Now, I've paused my adblocker and refreshed the website a number of times and I don't get any gambling ads, but that may be due to the fact that those are illegal presently where I live, so I'm less likely to get that sort of content. Which means I can't reproduce the Russian gambling ads stuff you seem to be seeing, but to give an example, let's have a look at this bit of embedded content:
As you can see, it won't render for me, possibly for the reason indicated above. Let's have a closer look at the white iframe with the error message:
HTML:
<iframe style="width:120px;height:240px;" marginwidth="0" marginheight="0" scrolling="no" frameborder="0" src="//ws-na.amazon-adsystem.com/widgets/q?ServiceVersion=20070822&OneJS=1&Operation=GetAdHtml&MarketPlace=US&source=ac&ref=tf_til&ad_type=product_link&tracking_id=unblinkingeye&marketplace=amazon®ion=US&placement=2880467144&asins=2880467144&linkId=bdef1605ce4d0fdbd389490cfc81aec9&show_border=false&link_opens_in_new_window=false&price_color=333333&title_color=0066c0&bg_color=ffffff">
</iframe>
As you can see, this iframe is supposed to populate itself with content from Amazon's ad system. It's possible that in your case, the content renders fine and in that case, it would also pop up in the DOM which you're inspecting using the 'inspect' function (or similar) in your browser.
There is typically waaaay more than HTML driving a modern website.

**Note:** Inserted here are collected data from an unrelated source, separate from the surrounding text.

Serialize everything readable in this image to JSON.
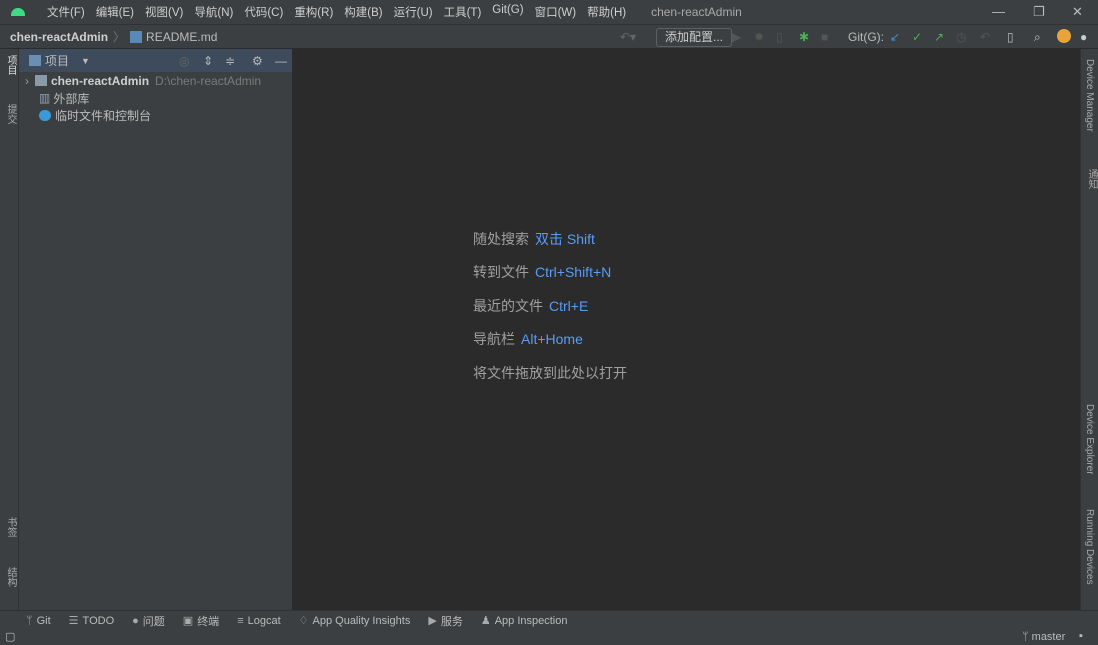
{
  "menu": [
    "文件(F)",
    "编辑(E)",
    "视图(V)",
    "导航(N)",
    "代码(C)",
    "重构(R)",
    "构建(B)",
    "运行(U)",
    "工具(T)",
    "Git(G)",
    "窗口(W)",
    "帮助(H)"
  ],
  "app_title": "chen-reactAdmin",
  "breadcrumb": {
    "project": "chen-reactAdmin",
    "file": "README.md"
  },
  "toolbar": {
    "add_config": "添加配置...",
    "git_label": "Git(G):"
  },
  "left_strip": {
    "project": "项目",
    "commit": "提交",
    "bookmarks": "书签",
    "structure": "结构"
  },
  "panel": {
    "title": "项目",
    "tree": [
      {
        "name": "chen-reactAdmin",
        "path": "D:\\chen-reactAdmin"
      },
      {
        "name": "外部库"
      },
      {
        "name": "临时文件和控制台"
      }
    ]
  },
  "hints": [
    {
      "label": "随处搜索",
      "key": "双击 Shift"
    },
    {
      "label": "转到文件",
      "key": "Ctrl+Shift+N"
    },
    {
      "label": "最近的文件",
      "key": "Ctrl+E"
    },
    {
      "label": "导航栏",
      "key": "Alt+Home"
    },
    {
      "label": "将文件拖放到此处以打开",
      "key": ""
    }
  ],
  "right_strip": {
    "device_manager": "Device Manager",
    "notifications": "通知",
    "device_explorer": "Device Explorer",
    "running_devices": "Running Devices"
  },
  "bottom_tools": [
    "Git",
    "TODO",
    "问题",
    "终端",
    "Logcat",
    "App Quality Insights",
    "服务",
    "App Inspection"
  ],
  "status": {
    "branch": "master"
  },
  "colors": {
    "accent": "#589df6",
    "panel": "#3c3f41",
    "editor": "#2b2b2b",
    "android": "#3ddc84"
  }
}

Well, yes. But the HTML as such really isn't the thing; that's just the stuff that shows up. What happens under the hood is where the complexity is. In part this is client-side processing that happens mostly in JavaScript, which you can trace down and dive into if you have plenty of time. But there's also generally a lot of server-side processing going on; sometimes this results in quasy-static content being served (classic PHP generated server-side, for instance), but today, most websites use 'live' content with the browser continuously interacting through something like e.g. AJAX with a server backend. The frameworks used for this can be exceedingly complex and only a small part is visible to the typical end-user (which of course is by design).